Steve Plimpton wrote:
There has been lots of back-and-forth between Ricardo and Axel
on this thread - I juts have a few general comments.
maybe I'm wrong, but as far as I know, MPI doesn't terminate the user
program (and never happened to me at least)
The default MPI behavior is to abort on an error. Try
int me; MPI_Comm_rank(-2,&me);
Not as far as I know: the code you suggested me, doesn't abort, just segfaults (mpich-shmem), which is what I expected it to do, and a different matter from my argument.
There's nothing strange if a coding error (like the example you pointed above) results in a segmentation fault: the point being discussed (or at least I think so) is that a library should never cause the termination of a code on purpose.
The problem with the LAMMPS interface (and please, keep in mind that I'm not pushing for the inclusion of my patch again, this is, from my point of view, more like an academical discussion than anything else) is that on errors it will cause the termination of the whole program that's linking it.
If someone includes a fix in LAMMPS that dereferences NULL and causes a segmentation fault, no one will ever complain if the code crashed, not with you at least (in fact, you can't avoid it), but if a runtime error happens, as a library, LAMMPS should make the error transparent to the user and guarantee that at least the LAMMPS instance could be correctly finalized (no segfaults or leaks of sort), this at least in principle.
Now, I will not repeat the arguments already exposed by Axel (if not else, because they prove me wrong ) and I agree that LAMMPS should probably keep going on the tracks it is already, especially if a change of direction would come for the sake of very dubious benefits (as Axel correctly pointed out).
I wouldn't ever barter a better library interface with the intuitive and clean "plug in" interface LAMMPS it's featuring right now, but as a matter of principle, a library to be called that in a proper way, should have some well defined characteristics, one of them is not to change the state of the calling program in other ways than the ones exposed by the caller itself (usually with arguments passing), which includes killing the program altogether.
You can change this to giving an error return via
MPI_Errhandler_set(). However, some errors leave
MPI in a bad state, where all future calls just return
an error. So you are effectively dead. Moreover, there
are errors that can occur inside MPI which can not be
recovered from even to give an error return, they just abort,
e.g. dropping a message, due to memory issues.
yes, but again they are examples that come as a result of the misuse of the MPI interface itself (e.g. passing a wrong shaped memory array, or a NULL pointer) or of some catastrophic system wide error, For normal, run-time errors, the "err" variable value can be retrieved and, although it gives no other choice to the user but to finalize the MPI interface, it still doesn't mess up the user's memory in the process, at least not intentionally.

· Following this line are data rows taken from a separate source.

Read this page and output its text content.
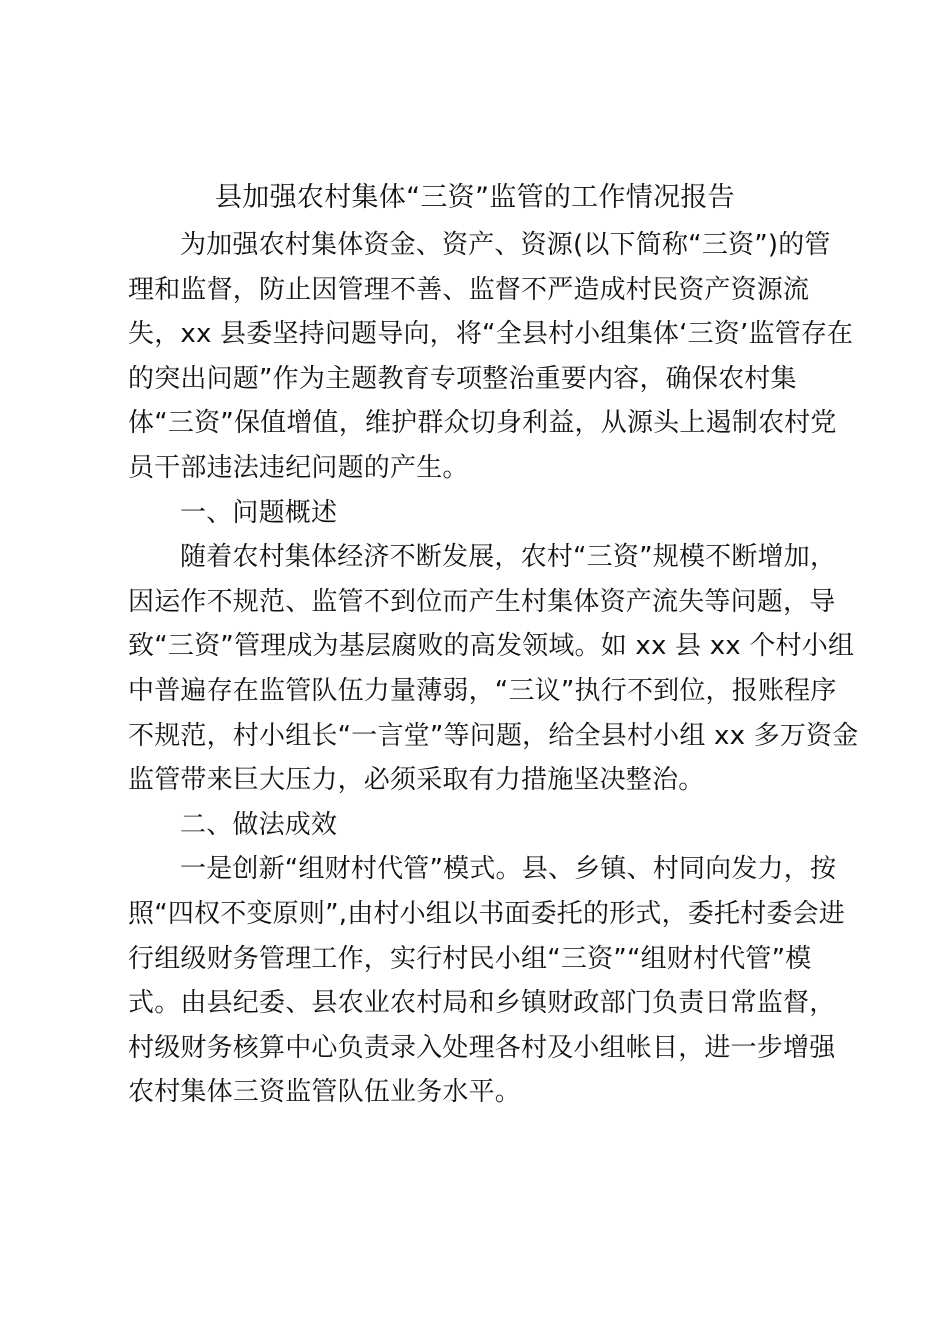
县加强农村集体“三资”监管的工作情况报告
为加强农村集体资金、资产、资源(以下简称“三资”)的管
理和监督，防止因管理不善、监督不严造成村民资产资源流
失，xx 县委坚持问题导向，将“全县村小组集体‘三资’监管存在
的突出问题”作为主题教育专项整治重要内容，确保农村集
体“三资”保值增值，维护群众切身利益，从源头上遏制农村党
员干部违法违纪问题的产生。
一、问题概述
随着农村集体经济不断发展，农村“三资”规模不断增加，
因运作不规范、监管不到位而产生村集体资产流失等问题，导
致“三资”管理成为基层腐败的高发领域。如 xx 县 xx 个村小组
中普遍存在监管队伍力量薄弱，“三议”执行不到位，报账程序
不规范，村小组长“一言堂”等问题，给全县村小组 xx 多万资金
监管带来巨大压力，必须采取有力措施坚决整治。
二、做法成效
一是创新“组财村代管”模式。县、乡镇、村同向发力，按
照“四权不变原则”,由村小组以书面委托的形式，委托村委会进
行组级财务管理工作，实行村民小组“三资”“组财村代管”模
式。由县纪委、县农业农村局和乡镇财政部门负责日常监督，
村级财务核算中心负责录入处理各村及小组帐目，进一步增强
农村集体三资监管队伍业务水平。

I agree with Axel that there are many LAMMPS errors which are
detected too deep to do anything useful to recover. Even syntax
errors in an input command may not be detected until new classes
and memory have been allocated, and the code is not written
to allow those conditions to be recovered from, e.g. to avoid losing
memory, or to unset things that were partially setup before the
error was detected.
I do agree, however, it might still be nice to let the
driver program trap these errors, via the exception mechanism
you propose. You should just realize the only safe thing to
do is destruct LAMMPS, and reinstantiate it. Even that can't
be guaranteed to be "safe" I don't think. At a minimum memory
could be lost - possibly the destruct() could crash.
you are right, and I have to admit that I thought about the "scenarios" I pointed you in the last mail, and I concluded that some of them where quite bogus.

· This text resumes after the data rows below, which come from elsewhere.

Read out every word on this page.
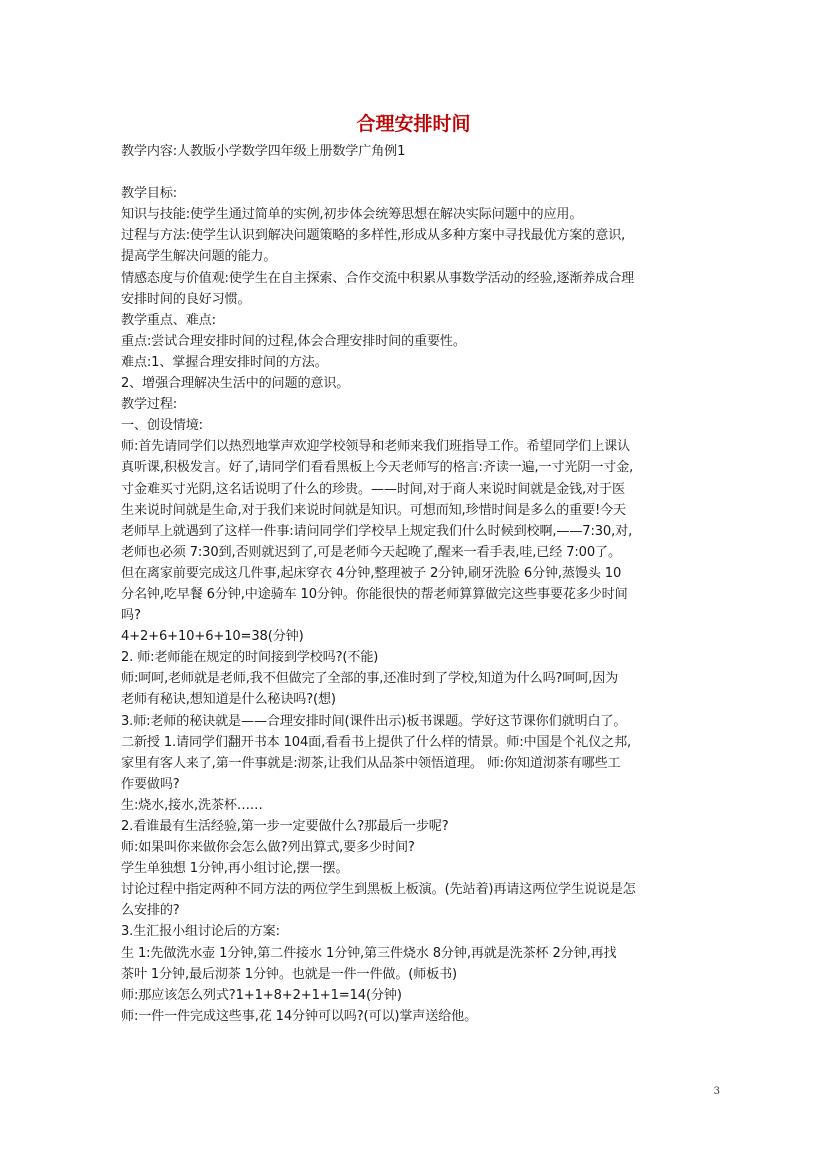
合理安排时间
教学内容:人教版小学数学四年级上册数学广角例1
教学目标:
知识与技能:使学生通过简单的实例,初步体会统筹思想在解决实际问题中的应用。
过程与方法:使学生认识到解决问题策略的多样性,形成从多种方案中寻找最优方案的意识,
提高学生解决问题的能力。
情感态度与价值观:使学生在自主探索、合作交流中积累从事数学活动的经验,逐渐养成合理
安排时间的良好习惯。
教学重点、难点:
重点:尝试合理安排时间的过程,体会合理安排时间的重要性。
难点:1、掌握合理安排时间的方法。
2、增强合理解决生活中的问题的意识。
教学过程:
一、创设情境:
师:首先请同学们以热烈地掌声欢迎学校领导和老师来我们班指导工作。希望同学们上课认
真听课,积极发言。好了,请同学们看看黑板上今天老师写的格言:齐读一遍,一寸光阴一寸金,
寸金难买寸光阴,这名话说明了什么的珍贵。——时间,对于商人来说时间就是金钱,对于医
生来说时间就是生命,对于我们来说时间就是知识。可想而知,珍惜时间是多么的重要!今天
老师早上就遇到了这样一件事:请问同学们学校早上规定我们什么时候到校啊,——7:30,对,
老师也必须 7:30到,否则就迟到了,可是老师今天起晚了,醒来一看手表,哇,已经 7:00了。
但在离家前要完成这几件事,起床穿衣 4分钟,整理被子 2分钟,刷牙洗脸 6分钟,蒸馒头 10
分名钟,吃早餐 6分钟,中途骑车 10分钟。你能很快的帮老师算算做完这些事要花多少时间
吗?
4+2+6+10+6+10=38(分钟)
2. 师:老师能在规定的时间接到学校吗?(不能)
师:呵呵,老师就是老师,我不但做完了全部的事,还准时到了学校,知道为什么吗?呵呵,因为
老师有秘诀,想知道是什么秘诀吗?(想)
3.师:老师的秘诀就是——合理安排时间(课件出示)板书课题。学好这节课你们就明白了。
二新授 1.请同学们翻开书本 104面,看看书上提供了什么样的情景。师:中国是个礼仪之邦,
家里有客人来了,第一件事就是:沏茶,让我们从品茶中领悟道理。 师:你知道沏茶有哪些工
作要做吗?
生:烧水,接水,洗茶杯……
2.看谁最有生活经验,第一步一定要做什么?那最后一步呢?
师:如果叫你来做你会怎么做?列出算式,要多少时间?
学生单独想 1分钟,再小组讨论,摆一摆。
讨论过程中指定两种不同方法的两位学生到黑板上板演。(先站着)再请这两位学生说说是怎
么安排的?
3.生汇报小组讨论后的方案:
生 1:先做洗水壶 1分钟,第二件接水 1分钟,第三件烧水 8分钟,再就是洗茶杯 2分钟,再找
茶叶 1分钟,最后沏茶 1分钟。也就是一件一件做。(师板书)
师:那应该怎么列式?1+1+8+2+1+1=14(分钟)
师:一件一件完成这些事,花 14分钟可以吗?(可以)掌声送给他。
3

Both keeping an unstable version of LAMMPS that could be deeply corrupted by an error, or risking a memory leak (if not a segfault altogether) by finalizing the corrupted instance isn't the kind of risk I would take in one of my code, so why should some one else?
If you want to interact with a running simulation, then a fix
is the way to do it - not the library interface. While the
I did 2 of them already: btw, the interface to include them is really *great*
library interface is barebones, it is really just meant to illustrate
what you can do. You can add any function you want to
library.cpp. All of the LAMMPS classes and data structures
are essentially exposed there, so you can poke and peek at
whatever you wish. The extract() function Axel mentioned is
one example of something that gives you that ability, as are
get_coords() and put_coords(). But your imagination is the only
limit.
I could add your exception wrapper to error.cpp and the lib interface
if you assure me of one thing I am unclear on. Since there
is no other exception/throw/catch logic in LAMMPS, will adding
this degrade the performace of normal LAMMPS at all, e.g. by
adding compiled code/logic to other parts of LAMMPS? Or does
it just affect the performance of the Error class and the library
interface itself (whichever routines catch the error). If the latter
is the case, then I don't mind adding it, so the caller can
receive an error return instead of an abort.
The latter should be the case, but I admit my ignorance about the topic. I have searched the internet a bit and it seems like compiler dependent: it is possible to produce zero cost exception handling code (and g++ does that) but some compilers might add a very slight cost, at least in the routines catching the exceptions.
Anyway, for as strange as it might seem, I would at this point advise you to drop my patch anyway, since after the discussion with Axel it seems it would be of very dubious benefit, and as much as I'm sure it would not degrade anything, it just doesn't worth the trouble...
I just hope that the discussion was worth something by itself (I do think so, at least) and that I didn't wasted your time.
Also, if you have a Python wrapper for LAMMPS, that
lets you issue commands to LAMMPS from Python, I'd like
to see it, and possibly add it to the distribution. I've known
that's possible thru the LAMMPS lib interface, but haven't done
it myself.
Ok: I'll clean it a bit in the next weeks and send it as soon as it will be not embarrassing (and the MPI support will be inserted again: I didn't need it so I removed it...)
For now, although it works, it's a mix of SWIG (which just takes care of all the module initialization and types creations... I'm quite lazy) and pure C-Python code. A poor thing.
Riccardo